Page 252 - And the Mountains Echoed (novel)
P. 252
“Pari?”
“Yes, Baba. Is everything okay at the house with you and Hector?”
“Yes. He’s a wonderful young man. He made us eggs. We had them with
toast. Where are you?”
“I’m driving,” I say.
“To the restaurant? You don’t have a shift today, do you?”
“No, I’m on my way to the airport, Baba. I’m picking someone up.”
“Okay. I’ll ask your mother to make us lunch,” he says. “She could bring
something from the restaurant.”
“All right, Baba.”
To my relief, he doesn’t mention her again. But, some days, he won’t stop.
Why won’t you tell me where she is, Pari? Is she having an operation? Don’t lie
to me! Why is everyone lying to me? Has she gone away? Is she in Afghanistan?
Then I’m going too! I’m going to Kabul, and you can’t stop me. We go back and
forth like this, Baba pacing, distraught; me feeding him lies, then trying to
distract him with his collection of home-improvement catalogs or something on
television. Sometimes it works, but other times he is impervious to my tricks. He
worries until he is in tears, in hysterics. He slaps at his head and rocks back and
forth in the chair, sobbing, his legs quivering, and then I have to feed him an
Ativan. I wait for his eyes to cloud over, and, when they do, I drop on the couch,
exhausted, out of breath, near tears myself. Longingly, I look at the front door
and the openness beyond and I want to walk through it and just keep walking.
And then Baba moans in his sleep, and I snap back, simmering with guilt.

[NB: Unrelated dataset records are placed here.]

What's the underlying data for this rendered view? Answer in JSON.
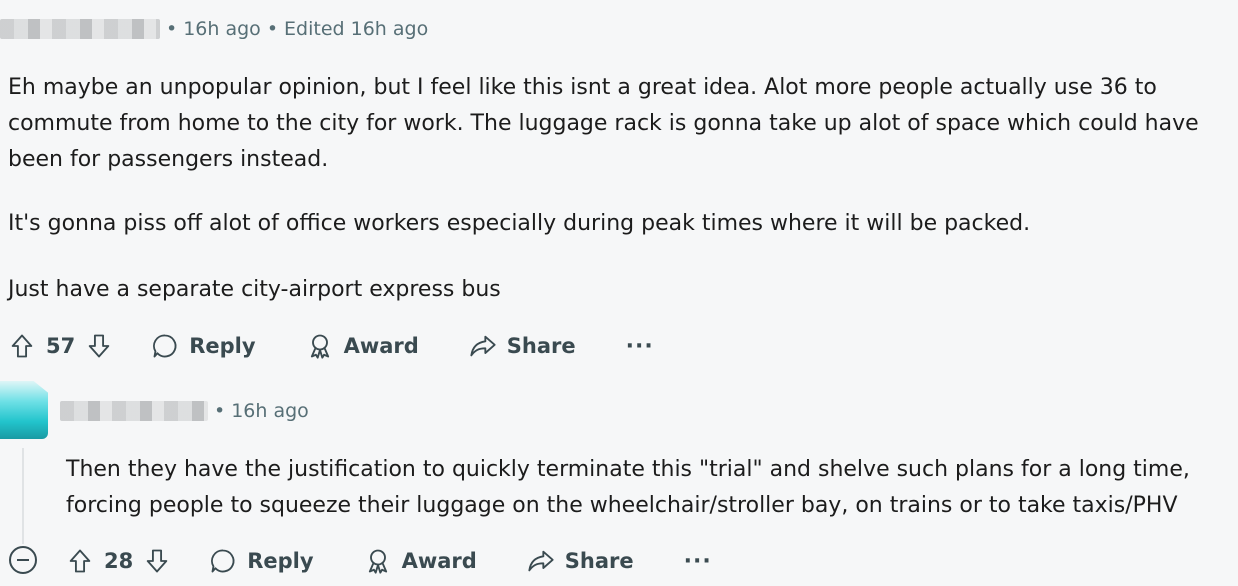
{
  "comment1": {
    "time": "16h ago",
    "edited": "Edited 16h ago",
    "paragraphs": [
      "Eh maybe an unpopular opinion, but I feel like this isnt a great idea. Alot more people actually use 36 to commute from home to the city for work. The luggage rack is gonna take up alot of space which could have been for passengers instead.",
      "It's gonna piss off alot of office workers especially during peak times where it will be packed.",
      "Just have a separate city-airport express bus"
    ],
    "votes": "57",
    "reply_label": "Reply",
    "award_label": "Award",
    "share_label": "Share",
    "more_label": "···"
  },
  "comment2": {
    "time": "16h ago",
    "paragraphs": [
      "Then they have the justification to quickly terminate this \"trial\" and shelve such plans for a long time, forcing people to squeeze their luggage on the wheelchair/stroller bay, on trains or to take taxis/PHV"
    ],
    "votes": "28",
    "reply_label": "Reply",
    "award_label": "Award",
    "share_label": "Share",
    "more_label": "···"
  },
  "meta_separator": "•"
}
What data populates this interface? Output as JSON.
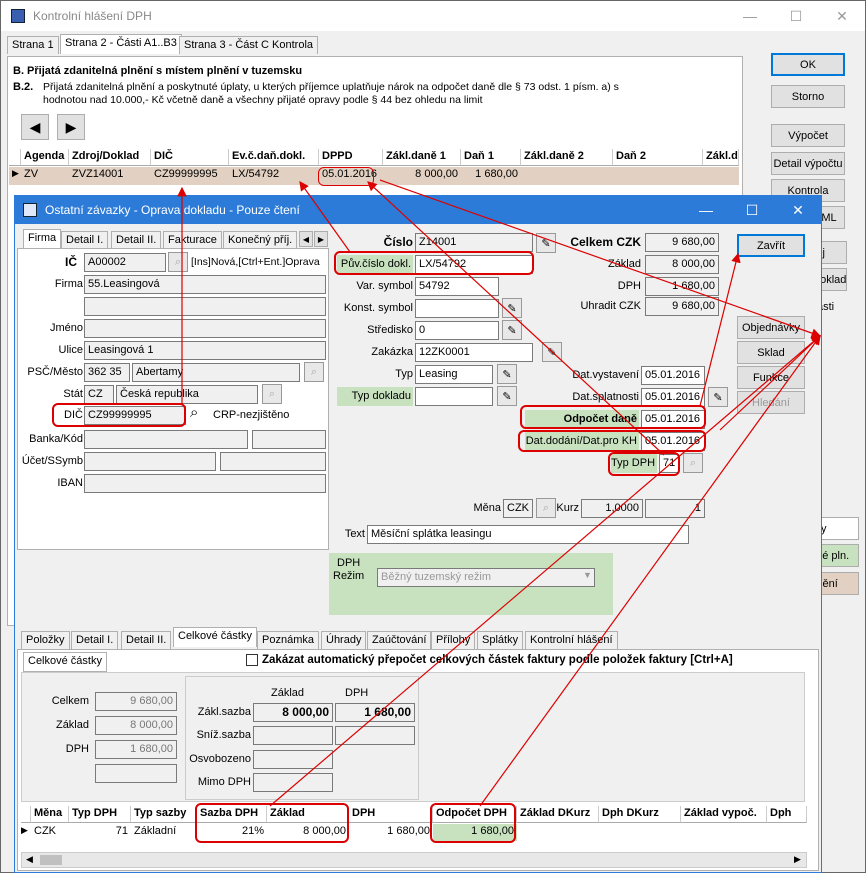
{
  "main": {
    "title": "Kontrolní hlášení DPH",
    "tabs": [
      "Strana 1",
      "Strana 2 - Části A1..B3",
      "Strana 3 - Část C Kontrola"
    ],
    "section_b": "B. Přijatá zdanitelná plnění s místem plnění v tuzemsku",
    "section_b2_num": "B.2.",
    "section_b2_line1": "Přijatá zdanitelná plnění a poskytnuté úplaty, u kterých příjemce uplatňuje nárok na odpočet daně dle § 73 odst. 1 písm. a) s",
    "section_b2_line2": "hodnotou nad 10.000,- Kč včetně daně a všechny přijaté opravy podle § 44 bez ohledu na limit",
    "buttons": {
      "ok": "OK",
      "storno": "Storno",
      "vypocet": "Výpočet",
      "detail": "Detail výpočtu",
      "kontrola": "Kontrola",
      "xml": "XML",
      "prev": "◀",
      "next": "▶"
    },
    "grid_headers": [
      "Agenda",
      "Zdroj/Doklad",
      "DIČ",
      "Ev.č.daň.dokl.",
      "DPPD",
      "Zákl.daně 1",
      "Daň 1",
      "Zákl.daně 2",
      "Daň 2",
      "Zákl.d"
    ],
    "grid_row": {
      "agenda": "ZV",
      "zdroj": "ZVZ14001",
      "dic": "CZ99999995",
      "ev": "LX/54792",
      "dppd": "05.01.2016",
      "zakl1": "8 000,00",
      "dan1": "1 680,00"
    },
    "partial_right": {
      "p1": "lej",
      "p2": "doklad",
      "p3": "ásti",
      "p4": "ty",
      "p5": "ené pln.",
      "p6": "lnění"
    }
  },
  "dialog": {
    "title": "Ostatní závazky - Oprava dokladu - Pouze čtení",
    "left_tabs": [
      "Firma",
      "Detail I.",
      "Detail II.",
      "Fakturace",
      "Konečný příj."
    ],
    "ic_label": "IČ",
    "ic_value": "A00002",
    "ic_hint": "[Ins]Nová,[Ctrl+Ent.]Oprava",
    "firma_label": "Firma",
    "firma_value": "55.Leasingová",
    "jmeno_label": "Jméno",
    "ulice_label": "Ulice",
    "ulice_value": "Leasingová 1",
    "psc_label": "PSČ/Město",
    "psc_value": "362 35",
    "mesto_value": "Abertamy",
    "stat_label": "Stát",
    "stat_code": "CZ",
    "stat_name": "Česká republika",
    "dic_label": "DIČ",
    "dic_value": "CZ99999995",
    "crp": "CRP-nezjištěno",
    "banka_label": "Banka/Kód",
    "ucet_label": "Účet/SSymb",
    "iban_label": "IBAN",
    "cislo_label": "Číslo",
    "cislo_value": "Z14001",
    "puv_label": "Pův.číslo dokl.",
    "puv_value": "LX/54792",
    "var_label": "Var. symbol",
    "var_value": "54792",
    "konst_label": "Konst. symbol",
    "stredisko_label": "Středisko",
    "stredisko_value": "0",
    "zakazka_label": "Zakázka",
    "zakazka_value": "12ZK0001",
    "typ_label": "Typ",
    "typ_value": "Leasing",
    "typdokl_label": "Typ dokladu",
    "celkem_label": "Celkem CZK",
    "celkem_value": "9 680,00",
    "zaklad_label": "Základ",
    "zaklad_value": "8 000,00",
    "dph_label": "DPH",
    "dph_value": "1 680,00",
    "uhradit_label": "Uhradit CZK",
    "uhradit_value": "9 680,00",
    "datvyst_label": "Dat.vystavení",
    "datvyst_value": "05.01.2016",
    "datspl_label": "Dat.splatnosti",
    "datspl_value": "05.01.2016",
    "odpocet_label": "Odpočet daně",
    "odpocet_value": "05.01.2016",
    "datdod_label": "Dat.dodání/Dat.pro KH",
    "datdod_value": "05.01.2016",
    "typdph_label": "Typ DPH",
    "typdph_value": "71",
    "mena_label": "Měna",
    "mena_value": "CZK",
    "kurz_label": "Kurz",
    "kurz1": "1,0000",
    "kurz2": "1",
    "text_label": "Text",
    "text_value": "Měsíční splátka leasingu",
    "dph_rezim_title": "DPH",
    "rezim_label": "Režim",
    "rezim_value": "Běžný tuzemský režim",
    "buttons": {
      "zavrit": "Zavřít",
      "objednavky": "Objednávky",
      "sklad": "Sklad",
      "funkce": "Funkce",
      "hledani": "Hledání"
    },
    "bottom_tabs": [
      "Položky",
      "Detail I.",
      "Detail II.",
      "Celkové částky",
      "Poznámka",
      "Úhrady",
      "Zaúčtování",
      "Přílohy",
      "Splátky",
      "Kontrolní hlášení"
    ],
    "subtab": "Celkové částky",
    "checkbox_label": "Zakázat automatický přepočet celkových částek faktury podle položek faktury [Ctrl+A]",
    "sum_celkem_label": "Celkem",
    "sum_celkem": "9 680,00",
    "sum_zaklad_label": "Základ",
    "sum_zaklad": "8 000,00",
    "sum_dph_label": "DPH",
    "sum_dph": "1 680,00",
    "col_zaklad": "Základ",
    "col_dph": "DPH",
    "zakl_sazba_label": "Zákl.sazba",
    "zakl_sazba_zaklad": "8 000,00",
    "zakl_sazba_dph": "1 680,00",
    "sniz_label": "Sníž.sazba",
    "osvob_label": "Osvobozeno",
    "mimo_label": "Mimo DPH",
    "grid_headers": [
      "Měna",
      "Typ DPH",
      "Typ sazby",
      "Sazba DPH",
      "Základ",
      "DPH",
      "Odpočet DPH",
      "Základ DKurz",
      "Dph DKurz",
      "Základ vypoč.",
      "Dph"
    ],
    "grid_row": {
      "mena": "CZK",
      "typdph": "71",
      "typsazby": "Základní",
      "sazba": "21%",
      "zaklad": "8 000,00",
      "dph": "1 680,00",
      "odpocet": "1 680,00"
    }
  }
}
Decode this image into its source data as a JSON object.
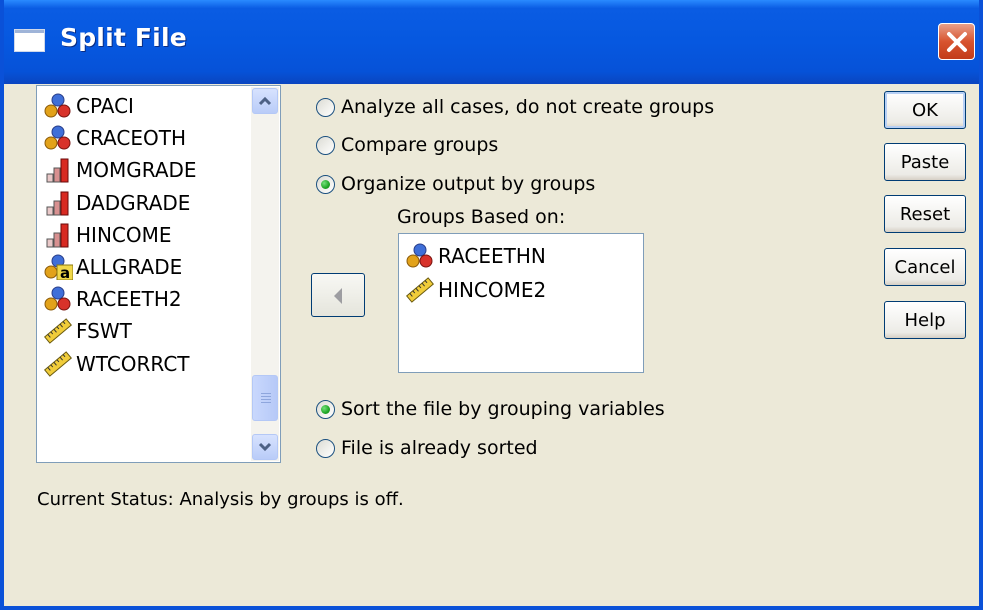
{
  "window": {
    "title": "Split File"
  },
  "variables": [
    {
      "name": "CPACI",
      "icon": "nominal-icon"
    },
    {
      "name": "CRACEOTH",
      "icon": "nominal-icon"
    },
    {
      "name": "MOMGRADE",
      "icon": "ordinal-icon"
    },
    {
      "name": "DADGRADE",
      "icon": "ordinal-icon"
    },
    {
      "name": "HINCOME",
      "icon": "ordinal-icon"
    },
    {
      "name": "ALLGRADE",
      "icon": "nominal-string-icon"
    },
    {
      "name": "RACEETH2",
      "icon": "nominal-icon"
    },
    {
      "name": "FSWT",
      "icon": "scale-icon"
    },
    {
      "name": "WTCORRCT",
      "icon": "scale-icon"
    }
  ],
  "options": {
    "analyze_all": "Analyze all cases, do not create groups",
    "compare_groups": "Compare groups",
    "organize_output": "Organize output by groups",
    "selected": "organize_output"
  },
  "groups_based_on": {
    "label": "Groups Based on:",
    "items": [
      {
        "name": "RACEETHN",
        "icon": "nominal-icon"
      },
      {
        "name": "HINCOME2",
        "icon": "scale-icon"
      }
    ]
  },
  "sort": {
    "sort_file": "Sort the file by grouping variables",
    "already_sorted": "File is already sorted",
    "selected": "sort_file"
  },
  "buttons": {
    "ok": "OK",
    "paste": "Paste",
    "reset": "Reset",
    "cancel": "Cancel",
    "help": "Help"
  },
  "status": "Current Status:  Analysis by groups is off.",
  "colors": {
    "title_bar": "#0658e0",
    "dialog_bg": "#ece9d8",
    "list_border": "#7f9db9",
    "radio_selected": "#1ea625",
    "close_button": "#d8542f"
  }
}
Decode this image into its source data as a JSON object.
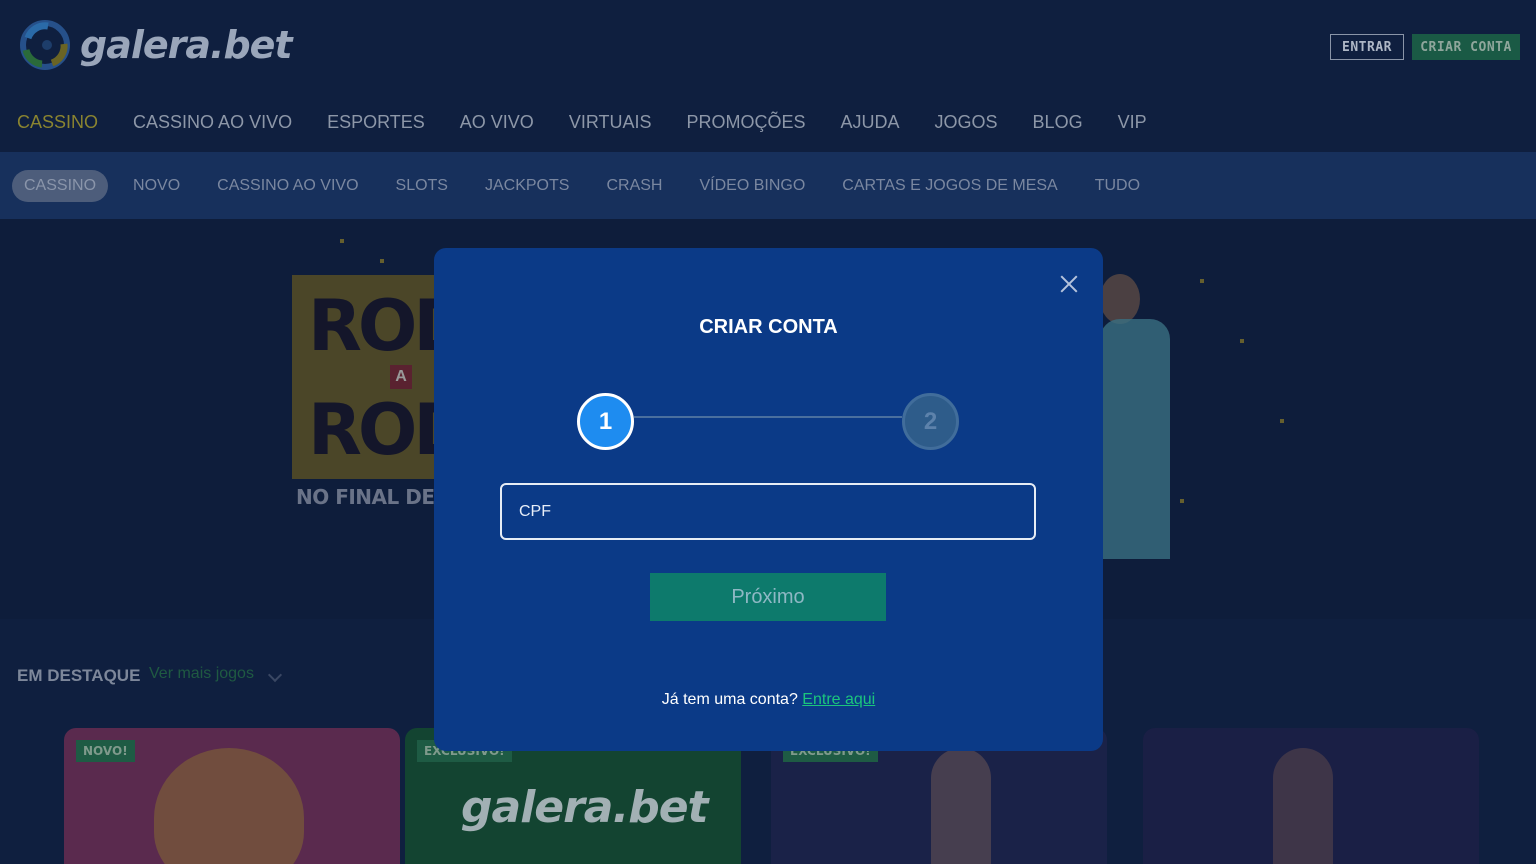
{
  "brand": {
    "logo_text": "galera.bet",
    "colors": {
      "logo_blue": "#2a7bd4",
      "logo_green": "#24b055",
      "logo_yellow": "#f0c020",
      "accent_green": "#1bc57d"
    }
  },
  "header": {
    "login_label": "ENTRAR",
    "register_label": "CRIAR CONTA"
  },
  "main_nav": {
    "items": [
      {
        "label": "CASSINO",
        "active": true
      },
      {
        "label": "CASSINO AO VIVO"
      },
      {
        "label": "ESPORTES"
      },
      {
        "label": "AO VIVO"
      },
      {
        "label": "VIRTUAIS"
      },
      {
        "label": "PROMOÇÕES"
      },
      {
        "label": "AJUDA"
      },
      {
        "label": "JOGOS"
      },
      {
        "label": "BLOG"
      },
      {
        "label": "VIP"
      }
    ]
  },
  "sub_nav": {
    "items": [
      {
        "label": "CASSINO",
        "active": true
      },
      {
        "label": "NOVO"
      },
      {
        "label": "CASSINO AO VIVO"
      },
      {
        "label": "SLOTS"
      },
      {
        "label": "JACKPOTS"
      },
      {
        "label": "CRASH"
      },
      {
        "label": "VÍDEO BINGO"
      },
      {
        "label": "CARTAS E JOGOS DE MESA"
      },
      {
        "label": "TUDO"
      }
    ]
  },
  "banner": {
    "line1": "ROD",
    "connector": "A",
    "line2": "ROD",
    "subtitle": "NO FINAL DE SE"
  },
  "featured": {
    "title": "EM DESTAQUE",
    "more_label": "Ver mais jogos",
    "cards": [
      {
        "badge": "NOVO!"
      },
      {
        "badge": "EXCLUSIVO!",
        "title": "galera.bet"
      },
      {
        "badge": "EXCLUSIVO!"
      },
      {
        "badge": ""
      }
    ]
  },
  "modal": {
    "title": "CRIAR CONTA",
    "steps": [
      "1",
      "2"
    ],
    "current_step": 1,
    "cpf_placeholder": "CPF",
    "next_label": "Próximo",
    "login_prompt": "Já tem uma conta?",
    "login_link": "Entre aqui"
  }
}
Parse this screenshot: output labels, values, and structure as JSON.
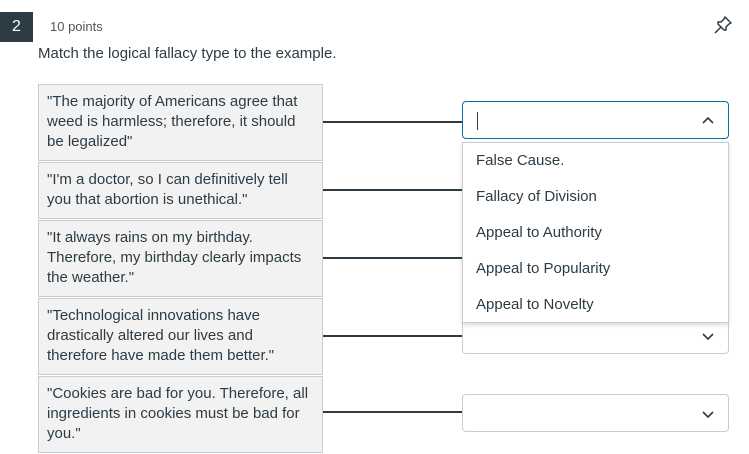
{
  "question": {
    "number": "2",
    "points": "10 points",
    "prompt": "Match the logical fallacy type to the example."
  },
  "answers": [
    {
      "text": "\"The majority of Americans agree that weed is harmless; therefore, it should be legalized\""
    },
    {
      "text": "\"I'm a doctor, so I can definitively tell you that abortion is unethical.\""
    },
    {
      "text": "\"It always rains on my birthday. Therefore, my birthday clearly impacts the weather.\""
    },
    {
      "text": "\"Technological innovations have drastically altered our lives and therefore have made them better.\""
    },
    {
      "text": "\"Cookies are bad for you. Therefore, all ingredients in cookies must be bad for you.\""
    }
  ],
  "selects": [
    {
      "value": "",
      "state": "open"
    },
    {
      "value": "",
      "state": "closed"
    },
    {
      "value": "",
      "state": "closed"
    }
  ],
  "dropdown_options": [
    "False Cause.",
    "Fallacy of Division",
    "Appeal to Authority",
    "Appeal to Popularity",
    "Appeal to Novelty"
  ],
  "icons": {
    "pin": "pin-icon",
    "chevron_up": "chevron-up-icon",
    "chevron_down": "chevron-down-icon"
  }
}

“Can I talk to Hector, Baba?”
I hear the receiver transferring hands. In the background, the sound of a
game-show crowd groaning, then applause.
“Hey, girl.”
Hector Juarez lives across the street. We’ve been neighbors for many years
and have become friends in the last few. He comes over a couple of times a
week and he and I eat junk food and watch trash TV late into the night, mostly
reality shows. We chew on cold pizza and shake our heads with morbid
fascination at the antics and tantrums on the screen. Hector was a marine,
stationed in the south of Afghanistan. A couple of years back, he got himself
badly hurt in an IED attack. Everyone from the block showed up when he finally
came home from the VA. His parents had hung a Welcome Home, Hector sign
out in their front yard, with balloons and a lot of flowers. Everyone clapped
when his parents pulled up to the house. Several of the neighbors had baked pies.
People thanked him for his service. They said, Be strong, now. God bless.